Do Lubania zostało jakieś 20-30 kilometrów. Konkretnie naszym celem była mała wioska za Lubaniem. Kościelnik bodajże. Oczywiście dojazd krętymi, wąskimi dróżkami. Szkoda, że trzeba było odbić tutaj. Chętnie pojechałbym prosto
Dojechaliśmy. Rozładunek trwał około 40 minut.
10-tkę mieliśmy kręcić w Lubaniu. Tam też udaliśmy na stację Bliska.
Posiedzieliśmy chwilę i poszliśmy do Kauflandu po zakupy. Później jedliśmy i oglądali telewizje, a ja w międzyczasie robiłem zdjęcia
W nocy wyjechaliśmy do Żar na załadunek. Ja spałem i obudziłem się za Wrocławiem na A4. Tata mówił mi, że w nocy w lesie dziki przebiegały z rowu do rowu, nie wyhamował i uderzył w jednego. Na szczęście był mały.
Zjechaliśmy i na Oławę. Droga taka sama jak poprzednio.
Za Oławą znowu te leśne drogi. Poniżej traktorek. Ciął dobre 50.
W Namysłowie zagadaliśmy się z tatą i pojechaliśmy w rynek. Przynajmniej zwiedziliśmy miasteczko.
Wyjechaliśmy na krajową 8-kę. W końcu normalna nawierzchnia.
W miejscowości Walichnowy musieliśmy stanąć na pauze, bo skończył nam się czas. Zatrzymaliśmy się w eleganckim barze sąsiadującym z Zakładami Mięsnymi (nie pamiętam nazwy). Na parkingu stało kilka ciężarówek i pofociłem trochę. W międzyczasie ogarnęliśmy samochód wewnątrz. Poniżej macie zdjęcie zderzaka z opowieści o dziku
Po pauzie już cały czas na Lublin. Przerwa tylko na tankowanie. Spotkany PEKAESiak.

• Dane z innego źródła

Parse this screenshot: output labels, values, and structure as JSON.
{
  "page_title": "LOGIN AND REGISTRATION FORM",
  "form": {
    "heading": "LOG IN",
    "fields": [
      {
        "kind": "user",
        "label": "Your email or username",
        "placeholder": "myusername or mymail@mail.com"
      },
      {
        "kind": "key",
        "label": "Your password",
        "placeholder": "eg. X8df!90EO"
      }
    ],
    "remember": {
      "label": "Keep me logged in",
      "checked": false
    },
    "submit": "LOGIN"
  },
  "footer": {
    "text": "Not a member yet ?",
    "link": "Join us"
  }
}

W Wieluniu MAN jechał po naczepę do Wieltona. Odebrał papiery, bo wyjechał z tzw. strefy biurowej i później skręcił na plac z naczepami.
Elektrownia Bełchatów w oddali.
W Bełchatowie informowali o aktywnym fotoradarze. Na szczęście nie był po naszej stronie. Poniżej zdjęcia i dom, w który wjeżdżało duże ciężarówek, między innymi Holender.

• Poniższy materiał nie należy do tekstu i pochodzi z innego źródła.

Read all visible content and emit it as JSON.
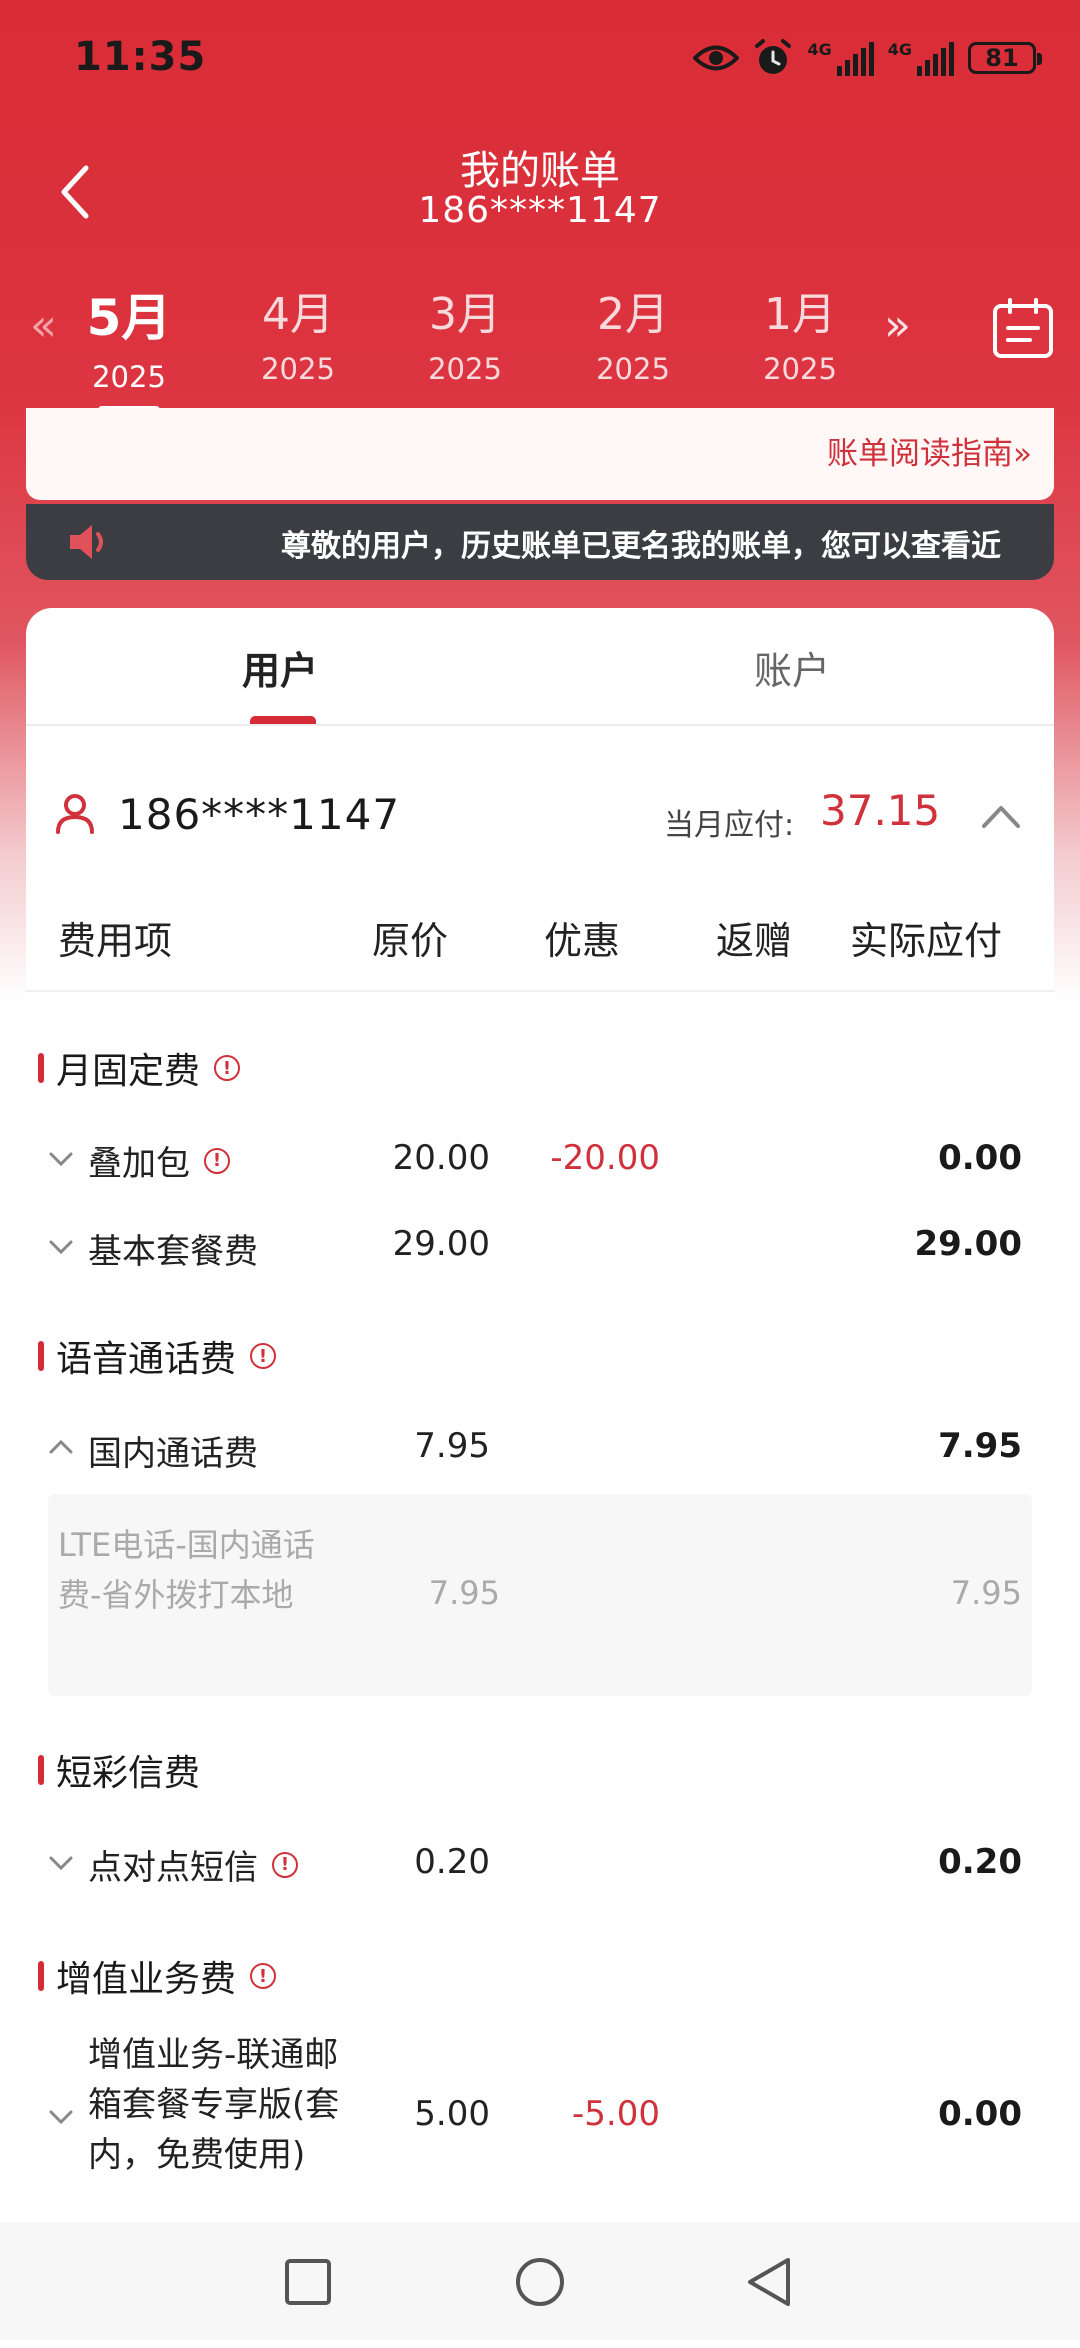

A1 i Piotrków Trybunalski. Pusto jak wtedy, gdy jechaliśmy w tamtą stronę.
W Opocznie był mały sznurek z powodu tego oto traktora. Na szczęście za wiaduktem skręcił w prawo.
Następnie drogę utrudniały wahadła przez Radomiem. Na jednym z nich 2 transportery (bodajże Volva z MOSTVY) ominęły korek i przejechali na czerwonym. Za nami jechała policja i kilka metrów potem zdjęli ich na bok. A mi się nudziło i robiłem zdjęcia.
W Radomiu jak zwykle. Pełno ciężarówek zjeżdża się z różnych rejonów Polski, więc jest co focić.
Za Radomiem stanęliśmy na siku na niby zatoczce.
Te TGX'y stoją tu cały czas gdy jade tędy w wakacje.
W Zwoleniu stanęliśmy zatankować na Bliskiej.
Obwodnica Puław. Zawsze jeździło się prosto. Teraz gdy jedzie się w stronę Puław to flaki są na swoim miejscu
Stamtąd do Lublina zostało 50 km. Przejechało się szybciutko. Zajechaliśmy na Statoil, wzięliśmy wszystkie rzeczy i poszliśmy do domu.